We have mentioned that there are vaccinations available for both myxomatosis and RHD (rabbit haemorrhagic disease) and these are very much worth considering for your rabbit. Because different veterinary practices have different protocols on vaccination it is always worth calling them especially in the case of rabbits because some surgeries use vaccinations that can’t be given on the same day. It is a hassle but totally worth getting your rabbit fully vaccinated against these horrible and killer diseases.
Some surgeries also prefer rabbits in high-risk areas to be boostered every six months instead of every year, this is not a moneymaking ploy, but for the safety of your rabbit.
You would have no doubt heard about fat cats and fat dogs, but rabbits don’t escape either! Bunnies can become overweight especially during the winter months when their food may not be adjusted properly, and they have less exercise because of the weather outside.

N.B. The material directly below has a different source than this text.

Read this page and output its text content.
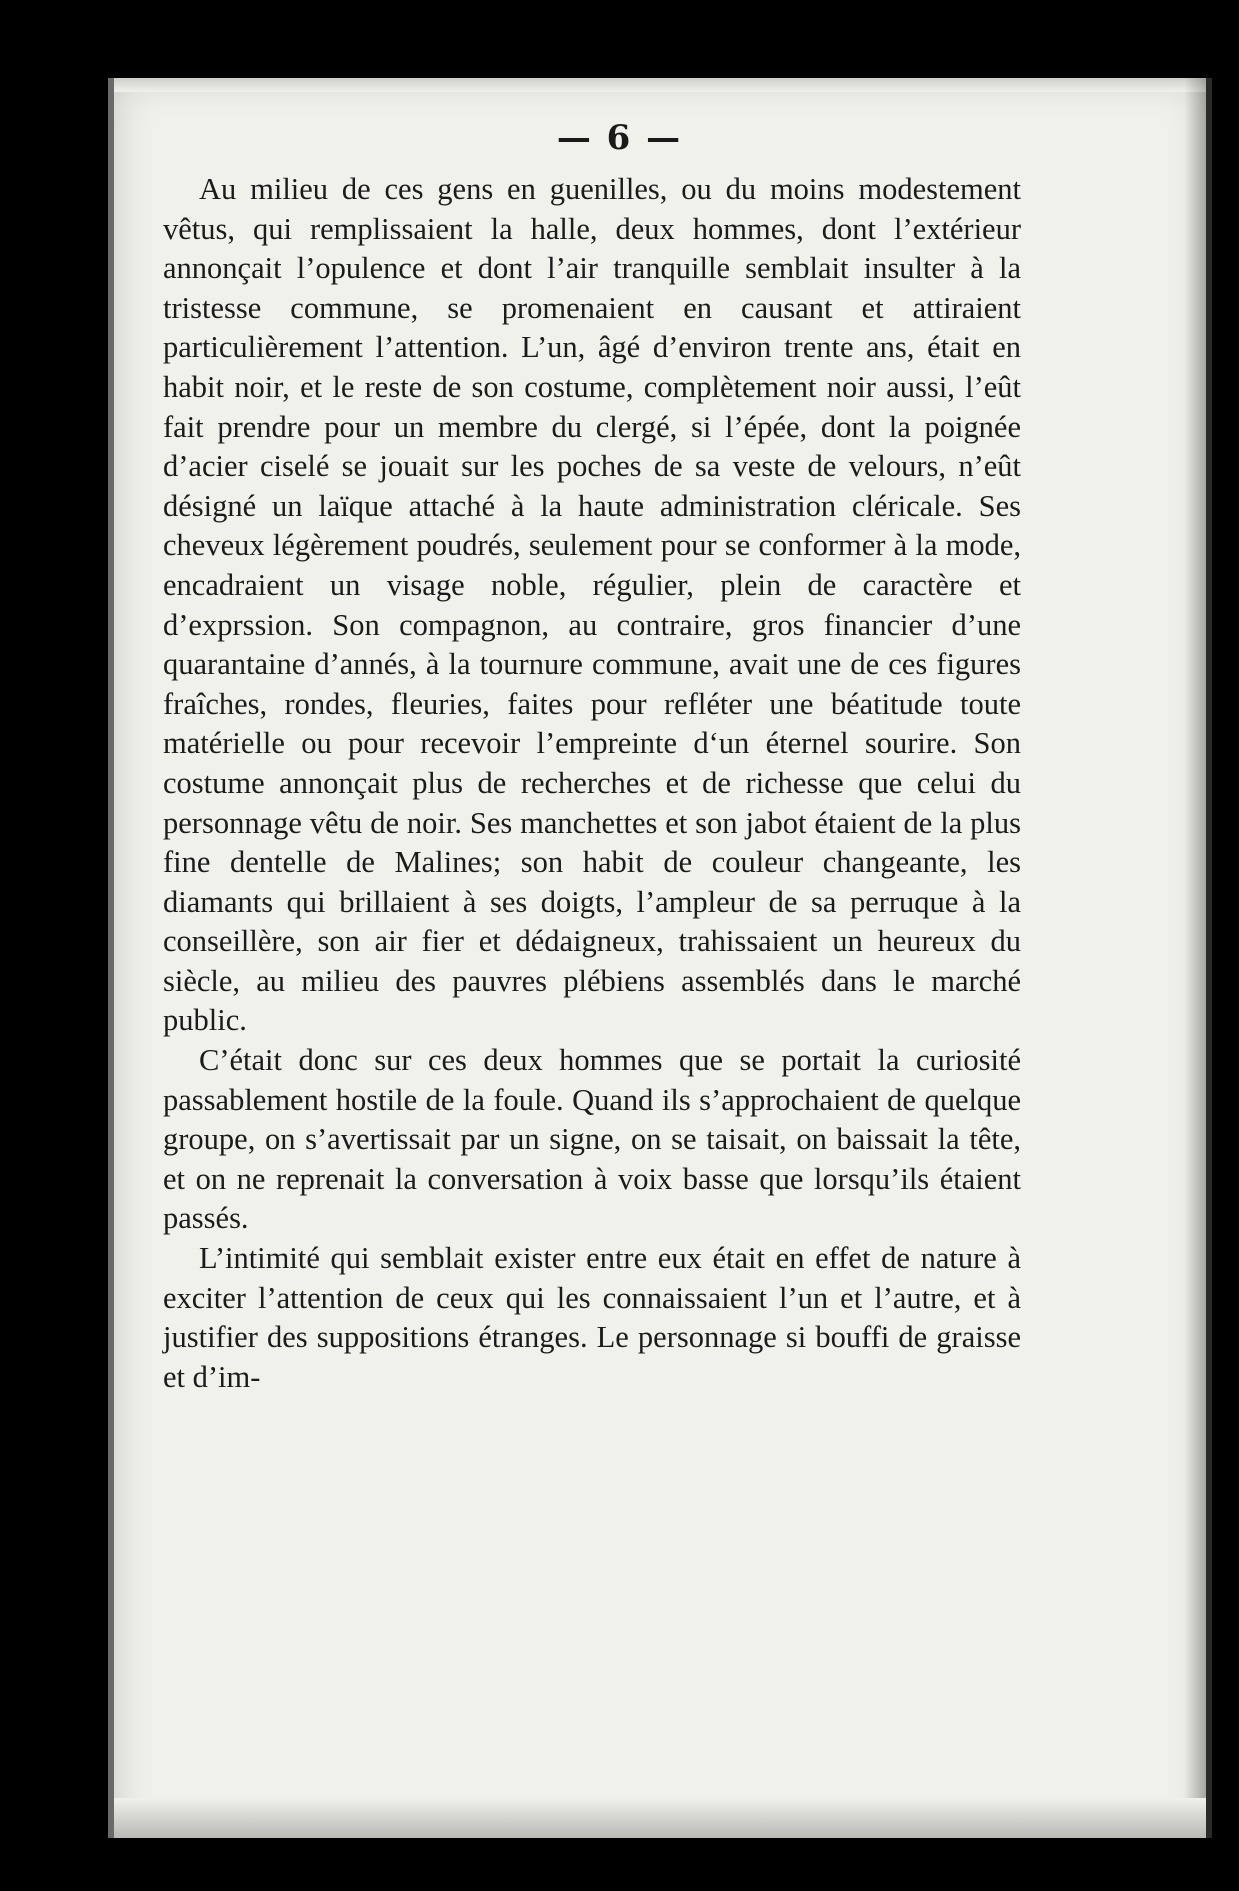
— 6 —

Au milieu de ces gens en guenilles, ou du moins modestement vêtus, qui remplissaient la halle, deux hommes, dont l’extérieur annonçait l’opulence et dont l’air tranquille semblait insulter à la tristesse commune, se promenaient en causant et attiraient particulièrement l’attention. L’un, âgé d’environ trente ans, était en habit noir, et le reste de son costume, complètement noir aussi, l’eût fait prendre pour un membre du clergé, si l’épée, dont la poignée d’acier ciselé se jouait sur les poches de sa veste de velours, n’eût désigné un laïque attaché à la haute administration cléricale. Ses cheveux légèrement poudrés, seulement pour se conformer à la mode, encadraient un visage noble, régulier, plein de caractère et d’exprssion. Son compagnon, au contraire, gros financier d’une quarantaine d’annés, à la tournure commune, avait une de ces figures fraîches, rondes, fleuries, faites pour refléter une béatitude toute matérielle ou pour recevoir l’empreinte d‘un éternel sourire. Son costume annonçait plus de recherches et de richesse que celui du personnage vêtu de noir. Ses manchettes et son jabot étaient de la plus fine dentelle de Malines; son habit de couleur changeante, les diamants qui brillaient à ses doigts, l’ampleur de sa perruque à la conseillère, son air fier et dédaigneux, trahissaient un heureux du siècle, au milieu des pauvres plébiens assemblés dans le marché public.

C’était donc sur ces deux hommes que se portait la curiosité passablement hostile de la foule. Quand ils s’approchaient de quelque groupe, on s’avertissait par un signe, on se taisait, on baissait la tête, et on ne reprenait la conversation à voix basse que lorsqu’ils étaient passés.

L’intimité qui semblait exister entre eux était en effet de nature à exciter l’attention de ceux qui les connaissaient l’un et l’autre, et à justifier des suppositions étranges. Le personnage si bouffi de graisse et d’im-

Treats such as carrots can also affect their weight as carrots contain a fairly high amount of sugar.
If you have indoor rabbits make sure they have plenty of exercise running around the house (but be aware of the stairs). If you are worried about your rabbit's weight or would just like them weighed speak to your local surgery and they will be happy to help.
Generally, rabbits are x-rayed for one main reason – to check how their teeth are inside their mouths. Teeth, as we have discussed, are a complete nightmare sometimes for rabbits, and some require extraction. Only by x-ray can the vet see exactly what is going on with the tooth and the bone they sit in.

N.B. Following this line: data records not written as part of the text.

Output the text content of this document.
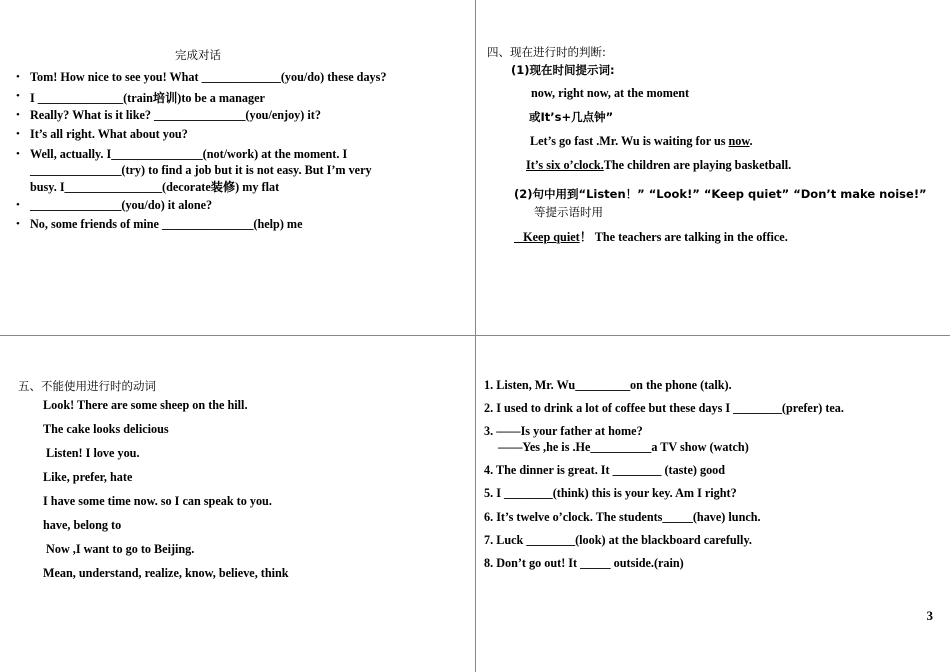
完成对话
• Tom! How nice to see you! What _____________(you/do) these days?
• I ______________(train培训)to be a manager
• Really? What is it like? _______________(you/enjoy) it?
• It’s all right. What about you?
• Well, actually. I_______________(not/work) at the moment. I
_______________(try) to find a job but it is not easy. But I’m very
busy. I________________(decorate装修) my flat
• _______________(you/do) it alone?
• No, some friends of mine _______________(help) me
四、现在进行时的判断:
(1)现在时间提示词:
now, right now, at the moment
或It’s+几点钟”
Let’s go fast .Mr. Wu is waiting for us now.
It’s six o’clock.The children are playing basketball.
(2)句中用到“Listen！” “Look!” “Keep quiet” “Don’t make noise!”
等提示语时用
Keep quiet！ The teachers are talking in the office.
五、不能使用进行时的动词
Look! There are some sheep on the hill.
The cake looks delicious
Listen! I love you.
Like, prefer, hate
I have some time now. so I can speak to you.
have, belong to
Now ,I want to go to Beijing.
Mean, understand, realize, know, believe, think
1. Listen, Mr. Wu_________on the phone (talk).
2. I used to drink a lot of coffee but these days I ________(prefer) tea.
3. ——Is your father at home?
——Yes ,he is .He__________a TV show (watch)
4. The dinner is great. It ________ (taste) good
5. I ________(think) this is your key. Am I right?
6. It’s twelve o’clock. The students_____(have) lunch.
7. Luck ________(look) at the blackboard carefully.
8. Don’t go out! It _____ outside.(rain)
3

A rabbit will be sedated for an x-ray such as this and there is normally a couple of different views taken so the vets can get a good all-round picture of what is happening with the mouth. If your rabbit has had an x-ray taken when you come to pick them up, be sure to ask the vet to show you the x-ray.
So, you have visited the local pet store and found the rabbit that you want when all of a sudden you see another one that you also want. The rabbits are young and the staff looking after them are not 100% sure of the sexes of the rabbits. This is a common scenario and one that has ended in baby rabbits being born when the young bunnies have been sexed incorrectly.
That is the trouble with young rabbits, they can be a little bit difficult to sex because everything looks the same! If in doubt one way to find out is to ask the shop staff to hold the bunny whilst you take a picture of their backend. Then you can ask your vet their opinion according to the picture!
This sometimes works but bearing minds not all vets like to do this and give you a guarantee, many will give you a clue to what they think the sex is. The only way to find out properly before them to examine the rabbit. This is where it is a Catch-22 situation, as rabbits get older it is much easier!
This last part of the A-Z we have added zoom – this is because rabbits are notoriously fast, especially when you’re trying to catch them! This must be remembered when they are in the garden and not in their run.
Always make sure your garden is rabbit-proof, which means the fences around it are escape-proof in the case of a very fast rabbit. If you do leave your bunny the run of the garden, remember they might be quite partial to a few of your favourite flowers and plants.
So, rabbits are great fun and can make a really lovely companion. We hope you have picked up one or two tips from the article and have a better understanding of your bunny. If you don’t yet own one of these little creatures but are considering it, then make sure you have the right breed for you - there are literally loads of rabbit breeds, in all shapes, sizes and fur length.
If you are worried about your rabbit's health, please seek advice from your own vet - rabbits can go downhill rapidly when sick, so please don’t delay in calling them if you are concerned. You know your rabbit better than anyone else!